Sears said Monday it was considering a proposal by CEO Eddie Lampert’s hedge fund to purchase its Kenmore brand and other assets as it continues to look for ways to raise cash.
The embattled retailer’s stock jumped 6.7% to $3.65 on the news that a special committee of the Sears board had begun “a formal process” to explore the proposal that ESL Investments, Sears’ second-largest shareholder behind Lampert himself, made last month.
“Sears has racked up more than $10.8 billion in losses over the past seven years, and any sales would give it a new source of funds as it works to restructure and slash costs,” The Chicago Tribune reported.
ESL has called Kenmore an “iconic brand” and said it would be prepared to close a deal for the asset within 90 days. It has also proposed acquiring Sears’ Home Improvement and PartsDirect businesses, valuing them together at $500 million.
“In our view, pursuing these divestitures … will provide an important source of liquidity to Sears and could avoid any deterioration in the value of such assets,” ESL said in April.
Since 2015, Sears has spun off the Lands’ End brand, sold Craftsman to Stanley Black & Decker, and sold 235 stores to real estate investment trust Seritage Growth Properties, in which Lampert holds a stake.
But Sears’ sales have declined at a double-digit percentage for consecutive quarters.
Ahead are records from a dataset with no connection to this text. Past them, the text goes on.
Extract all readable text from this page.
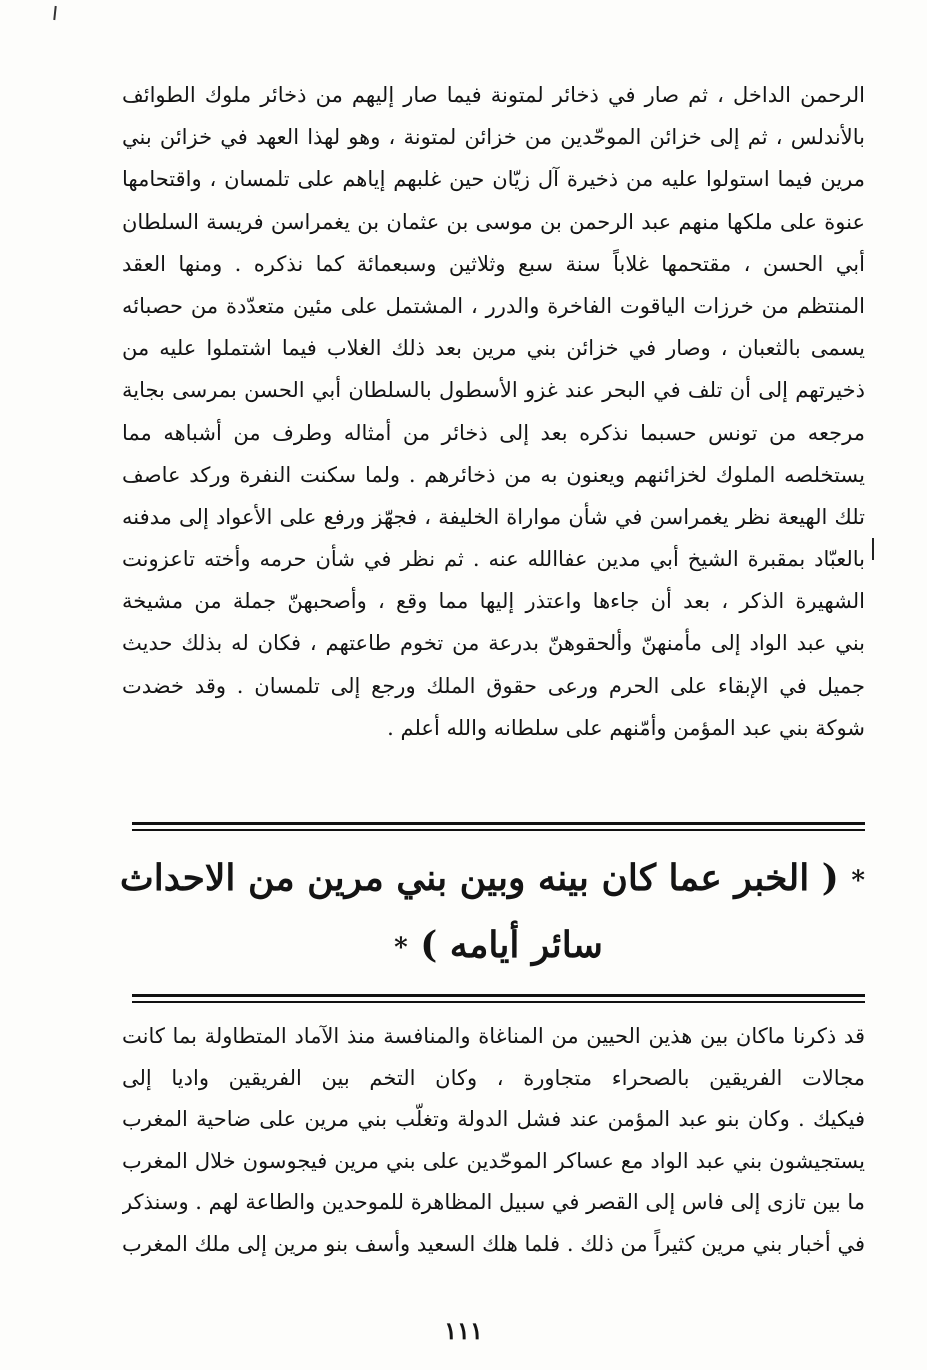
الرحمن الداخل ، ثم صار في ذخائر لمتونة فيما صار إليهم من ذخائر ملوك الطوائف
بالأندلس ، ثم إلى خزائن الموحّدين من خزائن لمتونة ، وهو لهذا العهد في خزائن بني
مرين فيما استولوا عليه من ذخيرة آل زيّان حين غلبهم إياهم على تلمسان ، واقتحامها
عنوة على ملكها منهم عبد الرحمن بن موسى بن عثمان بن يغمراسن فريسة السلطان
أبي الحسن ، مقتحمها غلاباً سنة سبع وثلاثين وسبعمائة كما نذكره . ومنها العقد
المنتظم من خرزات الياقوت الفاخرة والدرر ، المشتمل على مئين متعدّدة من حصبائه
يسمى بالثعبان ، وصار في خزائن بني مرين بعد ذلك الغلاب فيما اشتملوا عليه من
ذخيرتهم إلى أن تلف في البحر عند غزو الأسطول بالسلطان أبي الحسن بمرسى بجاية
مرجعه من تونس حسبما نذكره بعد إلى ذخائر من أمثاله وطرف من أشباهه مما
يستخلصه الملوك لخزائنهم ويعنون به من ذخائرهم . ولما سكنت النفرة وركد عاصف
تلك الهيعة نظر يغمراسن في شأن مواراة الخليفة ، فجهّز ورفع على الأعواد إلى مدفنه
بالعبّاد بمقبرة الشيخ أبي مدين عفاالله عنه . ثم نظر في شأن حرمه وأخته تاعزونت
الشهيرة الذكر ، بعد أن جاءها واعتذر إليها مما وقع ، وأصحبهنّ جملة من مشيخة
بني عبد الواد إلى مأمنهنّ وألحقوهنّ بدرعة من تخوم طاعتهم ، فكان له بذلك حديث
جميل في الإبقاء على الحرم ورعى حقوق الملك ورجع إلى تلمسان . وقد خضدت
شوكة بني عبد المؤمن وأمّنهم على سلطانه والله أعلم .
* ( الخبر عما كان بينه وبين بني مرين من الاحداث
سائر أيامه ) *
قد ذكرنا ماكان بين هذين الحيين من المناغاة والمنافسة منذ الآماد المتطاولة بما كانت
مجالات الفريقين بالصحراء متجاورة ، وكان التخم بين الفريقين واديا إلى
فيكيك . وكان بنو عبد المؤمن عند فشل الدولة وتغلّب بني مرين على ضاحية المغرب
يستجيشون بني عبد الواد مع عساكر الموحّدين على بني مرين فيجوسون خلال المغرب
ما بين تازى إلى فاس إلى القصر في سبيل المظاهرة للموحدين والطاعة لهم . وسنذكر
في أخبار بني مرين كثيراً من ذلك . فلما هلك السعيد وأسف بنو مرين إلى ملك المغرب
١١١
Lampert has said his goal is to get Sears back to profitability by running an “asset light” business.
The company’s board established the special committee to evaluate ESL’s proposal, actively solicit third-party interest in the sale assets, and explore any other alternatives with respect to the assets.
“Sears has been exploring alternatives for those businesses — as well as the Craftsman tools and DieHard battery brands — for nearly two years, saying it believes they have room to grow by expanding their reach beyond Sears,” the Tribune said.
“But after failing to find a buyer for assets other than Craftsman, ESL told Sears in a letter last month it should ‘aggressively pursue divestiture’ of all or some of those businesses,” it added.